The PyPI distribution name is gmail-llm-cleanup (the obvious gmail-cleanup-agent name is already taken on PyPI by an unrelated project). The Python import name (gmail_cleanup) and console script (gmail-cleanup) are unaffected:

pipx install gmail-llm-cleanup
gmail-cleanup --help            # binary on PATH
python -c "import gmail_cleanup" # import as a library

For the PyPI and Docker paths, the CLI looks for config/ in your current working directory by default. Override with GMAIL_CLEANUP_CONFIG_DIR=/path/to/config.

Quick start — local LLM

You need Python 3.11+ and a local LLM server. Pick one:

Option A: Ollama

# 1. Install Ollama from https://ollama.ai, then pull a model
ollama pull qwen3:8b              # 5 GB, runs on most modern GPUs
# or, larger / smarter:
ollama pull qwen3.6:35b-a3b       # 15 GB, needs 16+ GB VRAM, much better quality

# 2. Make sure Ollama is serving (default: localhost:11434)
ollama serve &   # or run `ollama` as a system service

# 3. Install this tool
git clone https://github.com/brosequist/gmail-cleanup-agent
cd gmail-cleanup-agent
python -m venv .venv && source .venv/bin/activate
pip install -e .

# 4. Configure — copy the template and uncomment the Ollama section
cp config/backend.env.example config/backend.env
# edit config/backend.env: uncomment GCA_BACKEND / OLLAMA_HOST / OLLAMA_MODEL
# (you can leave the other backend sections commented out)

pip install -e . registers a gmail-cleanup console script and makes python -m gmail_cleanup ... work from any directory. The two are interchangeable in the rest of this README.

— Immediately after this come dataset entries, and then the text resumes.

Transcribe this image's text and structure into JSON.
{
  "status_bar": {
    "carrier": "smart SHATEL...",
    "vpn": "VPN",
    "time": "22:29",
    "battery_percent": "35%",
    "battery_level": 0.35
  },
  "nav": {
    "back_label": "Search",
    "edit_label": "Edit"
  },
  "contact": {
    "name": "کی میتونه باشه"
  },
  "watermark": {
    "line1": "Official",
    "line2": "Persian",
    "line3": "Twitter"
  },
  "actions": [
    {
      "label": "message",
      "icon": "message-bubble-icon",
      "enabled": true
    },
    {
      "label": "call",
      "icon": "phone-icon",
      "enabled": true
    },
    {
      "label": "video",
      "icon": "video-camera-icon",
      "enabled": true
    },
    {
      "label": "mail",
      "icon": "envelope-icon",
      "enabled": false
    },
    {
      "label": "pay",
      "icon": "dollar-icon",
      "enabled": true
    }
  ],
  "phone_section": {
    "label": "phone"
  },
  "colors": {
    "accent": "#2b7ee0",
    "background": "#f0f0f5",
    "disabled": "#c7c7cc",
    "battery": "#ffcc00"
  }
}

config/backend.env is loaded automatically every time you run python -m gmail_cleanup .... Shell-exported env vars still override what's in the file, so one-off overrides (e.g. OLLAMA_MODEL=qwen3.6:35b-a3b python -m gmail_cleanup classify ...) work without editing the file.

Option B: LM Studio

# 1. Install LM Studio from https://lmstudio.ai, download a model
#    inside it (Qwen 2.5 7B Instruct or Qwen 3 8B both work great),
#    then start its local server (Developer tab → Start Server).
#    Default URL: http://localhost:1234

# 2. Install this tool (same as above), with the openai extra
git clone https://github.com/brosequist/gmail-cleanup-agent
cd gmail-cleanup-agent
python -m venv .venv && source .venv/bin/activate
pip install -e '.[openai]'    # base deps + openai SDK for the
                              # OpenAI-compatible client

# 3. Configure — LM Studio speaks the OpenAI wire format
cp config/backend.env.example config/backend.env
# edit config/backend.env: uncomment the "OpenAI-compatible" block and set
#   OPENAI_BASE_URL=http://localhost:1234/v1
#   OPENAI_API_KEY=not-needed             # placeholder; LM Studio doesn't check
#   OPENAI_MODEL=qwen2.5-7b-instruct      # exact id from LM Studio's Server tab

The same GCA_BACKEND=openai setup also works with llama.cpp's server binary, vLLM, and Ollama's /v1 OpenAI shim — point OPENAI_BASE_URL accordingly.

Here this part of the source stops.